Section 18. Mortgages. No mortgage on any unit or lot shall be made by the owner or developer without prior written approval of the Authority. Such approval shall not be granted unless it is shown that the proceeds of the mortgage loan shall be used for the development of the condominium or subdivision project and effective measures have been provided to ensure such utilization. The loan value of each lot or unit covered by the mortgage shall be determined and the buyer thereof, if any, shall be notified before the release of the loan. The buyer may, at his option, pay his installment for the lot or unit directly to the mortgagee who shall apply the payments to the corresponding mortgage indebtedness secured by the particular lot or unit being paid for, with a view to enabling said buyer to obtain title over the lot or unit promptly after full payment thereto;

Section 23. Non-Forfeiture of Payments. No installment payment made by a buyer in a subdivision or condominium project for the lot or unit he contracted to buy shall be forfeited in favor of the owner or developer when the buyer, after due notice to the owner or developer, desists from further payment due to the failure of the owner or developer to develop the subdivision or condominium project according to the approved plans and within the time limit for complying with the same. Such buyer may, at his option, be reimbursed the total amount paid including amortization interests but excluding delinquency interests, with interest thereon at the legal rate. Section 24. Failure to pay installments. The rights of the buyer in the event of this failure to pay the installments due for reasons other than the failure of the owner or developer to develop the project shall be governed by Republic Act No. 6552.

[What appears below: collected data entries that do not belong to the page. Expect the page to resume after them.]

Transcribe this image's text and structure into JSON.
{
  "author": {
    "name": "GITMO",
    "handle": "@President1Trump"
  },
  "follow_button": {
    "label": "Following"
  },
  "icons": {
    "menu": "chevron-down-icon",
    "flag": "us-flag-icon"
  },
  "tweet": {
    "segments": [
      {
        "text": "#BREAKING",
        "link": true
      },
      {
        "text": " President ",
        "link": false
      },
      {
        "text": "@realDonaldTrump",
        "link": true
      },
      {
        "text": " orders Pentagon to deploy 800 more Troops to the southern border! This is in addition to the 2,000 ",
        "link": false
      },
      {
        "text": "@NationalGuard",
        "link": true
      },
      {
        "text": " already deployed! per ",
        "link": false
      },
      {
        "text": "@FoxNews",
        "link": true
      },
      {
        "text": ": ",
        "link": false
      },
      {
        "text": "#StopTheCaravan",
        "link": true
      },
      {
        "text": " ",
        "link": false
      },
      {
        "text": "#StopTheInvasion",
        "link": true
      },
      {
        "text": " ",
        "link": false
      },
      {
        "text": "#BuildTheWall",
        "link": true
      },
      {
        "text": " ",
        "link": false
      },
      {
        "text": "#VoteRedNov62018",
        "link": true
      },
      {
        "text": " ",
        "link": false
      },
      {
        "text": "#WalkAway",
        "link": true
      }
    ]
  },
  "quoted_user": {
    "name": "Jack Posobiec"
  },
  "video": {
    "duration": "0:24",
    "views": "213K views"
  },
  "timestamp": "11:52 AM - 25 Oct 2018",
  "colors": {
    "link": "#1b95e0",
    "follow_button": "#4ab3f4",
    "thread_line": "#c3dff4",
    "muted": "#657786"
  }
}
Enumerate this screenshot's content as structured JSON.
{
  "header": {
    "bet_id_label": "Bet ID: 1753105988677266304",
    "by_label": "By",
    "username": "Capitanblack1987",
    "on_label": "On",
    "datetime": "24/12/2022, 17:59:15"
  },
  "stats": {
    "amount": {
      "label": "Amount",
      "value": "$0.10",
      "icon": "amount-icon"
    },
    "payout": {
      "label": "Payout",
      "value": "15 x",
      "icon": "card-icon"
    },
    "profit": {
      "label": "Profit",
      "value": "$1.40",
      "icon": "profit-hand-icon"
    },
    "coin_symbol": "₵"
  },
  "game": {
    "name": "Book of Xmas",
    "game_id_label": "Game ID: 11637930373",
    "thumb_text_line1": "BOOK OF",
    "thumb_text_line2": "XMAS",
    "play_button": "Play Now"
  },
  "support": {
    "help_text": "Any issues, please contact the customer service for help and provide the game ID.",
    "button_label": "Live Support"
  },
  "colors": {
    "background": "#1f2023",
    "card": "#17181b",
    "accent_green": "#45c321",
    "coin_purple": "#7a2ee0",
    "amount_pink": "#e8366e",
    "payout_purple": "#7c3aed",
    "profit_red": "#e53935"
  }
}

Where the transaction or contract was entered into prior to the effectivity of Republic Act No. 6552 on August 26, 1972, the defaulting buyer shall be entitled to the corresponding refund based on the installments paid after the effectivity of the law in the absence of any provision in the contract to the contrary.

Section 25. Issuance of Title. The owner or developer shall deliver the title of the lot or unit to the buyer upon full payment of the lot or unit. No fee, except those required for the registration of the deed of sale in the Registry of Deeds, shall be collected for the issuance of such title. In the event a mortgage over the lot or unit is outstanding at the time of the issuance of the title to the buyer, the owner or developer shall redeem the mortgage or the corresponding portion thereof within six months from such issuance in order that the title over any fully paid lot or unit may be secured and delivered to the buyer in accordance herewith.